I’ve just dug an old Euonymus fortunei shrub out of my garden and it was hard work! I moved into my house 10 months ago and in the spring decided to redo my back garden, which was overrun with old and woody shrubs and trees. With the advice of one friend and some help and the chainsaw of another, most of the back of the garden was cleared and replanting started. I don’t know why we decided to leave this plant in place; it has been an eyesore in the newly blossoming garden, so I decided to dig it out. It was well-established and stubborn and, after much digging, I thought I might have to give up and ask for help. However, I decided to have one more try and worked my way slowly and persistently around the plant, loosening the roots with my fork, until eventually I felt it move and I was able to pull it out and dig out the remaining roots.

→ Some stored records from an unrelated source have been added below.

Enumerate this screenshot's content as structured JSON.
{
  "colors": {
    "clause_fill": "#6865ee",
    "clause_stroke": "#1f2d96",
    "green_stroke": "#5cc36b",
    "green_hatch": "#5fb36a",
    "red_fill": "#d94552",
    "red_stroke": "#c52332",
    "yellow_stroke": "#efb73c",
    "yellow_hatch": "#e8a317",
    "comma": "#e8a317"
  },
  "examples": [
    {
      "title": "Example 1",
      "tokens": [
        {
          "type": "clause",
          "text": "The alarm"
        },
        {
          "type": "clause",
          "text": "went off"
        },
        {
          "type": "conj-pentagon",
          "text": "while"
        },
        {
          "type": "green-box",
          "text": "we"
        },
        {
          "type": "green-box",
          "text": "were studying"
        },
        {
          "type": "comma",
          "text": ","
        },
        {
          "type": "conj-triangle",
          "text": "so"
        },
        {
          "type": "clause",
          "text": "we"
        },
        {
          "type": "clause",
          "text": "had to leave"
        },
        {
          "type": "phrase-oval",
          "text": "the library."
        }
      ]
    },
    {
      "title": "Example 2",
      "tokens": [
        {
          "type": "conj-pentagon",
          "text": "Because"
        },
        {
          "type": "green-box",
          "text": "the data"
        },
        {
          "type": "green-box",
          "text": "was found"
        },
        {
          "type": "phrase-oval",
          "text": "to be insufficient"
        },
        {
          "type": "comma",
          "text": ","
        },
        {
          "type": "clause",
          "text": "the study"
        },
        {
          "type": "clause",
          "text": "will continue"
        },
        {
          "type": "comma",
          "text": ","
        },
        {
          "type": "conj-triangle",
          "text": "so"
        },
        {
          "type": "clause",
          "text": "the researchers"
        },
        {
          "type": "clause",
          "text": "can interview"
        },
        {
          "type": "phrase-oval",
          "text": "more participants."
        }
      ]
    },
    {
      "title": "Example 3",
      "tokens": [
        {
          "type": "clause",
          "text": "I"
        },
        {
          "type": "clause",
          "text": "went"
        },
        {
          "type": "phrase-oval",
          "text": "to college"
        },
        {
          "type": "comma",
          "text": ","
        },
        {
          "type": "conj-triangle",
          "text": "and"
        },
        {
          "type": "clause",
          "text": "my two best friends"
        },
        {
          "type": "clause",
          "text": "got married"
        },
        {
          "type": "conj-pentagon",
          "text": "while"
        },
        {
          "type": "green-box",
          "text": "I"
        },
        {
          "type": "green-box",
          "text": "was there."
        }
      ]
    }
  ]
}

As I cleared up afterwards I was reminded of a conversation I’d had the previous evening. I was widowed 5 years ago and, as my children had also left home, I’ve found adjusting to living on my own difficult. I’ve talked some of the practical and emotional challenges through with the pastor and his wife and it has been a gradual adjustment. I was regularly assured that, as I became more comfortable with the introvert part of myself, I would become more comfortable with living alone – after all, if you don’t really know or like part of who you are, you aren’t going to be comfortable living with yourself! At first I didn’t really understand that or see how it could happen or make a difference. However, I decided to trust what was being said to me and continue on the journey of understanding and accepting my introvert.
In the conversation on Monday evening I was able to say that I’m happy with my life as it is now and that I’m not just ‘OK’ living on my own but that I actually enjoy it. I enjoy having people to stay and visit for meals and I love spending time with my family and friends, but I’m equally happy with my own company. I realise that this is because I’m comfortable with all of who I am, both my introvert and extrovert, so living alone doesn’t feel such a challenge any more. The wise advice I was given has come to fruition. However, it’s not been easy and, rather like digging out that stubborn shrub, I’ve had to persist when I haven’t felt like I was getting anywhere and have been tempted to give up. I’ve also had to be ruthless in digging out the roots of the negatives that resided inside me. I’ve kept going, sharing my struggles and my feelings and choosing to believe the positive things that were said to me, and the negatives are gradually being dislodged. When I look out at my garden I see a wide-open space waiting to be filled with colourful new plants. Similarly, there is space in my heart for God to fill with his goodness and his plans for me.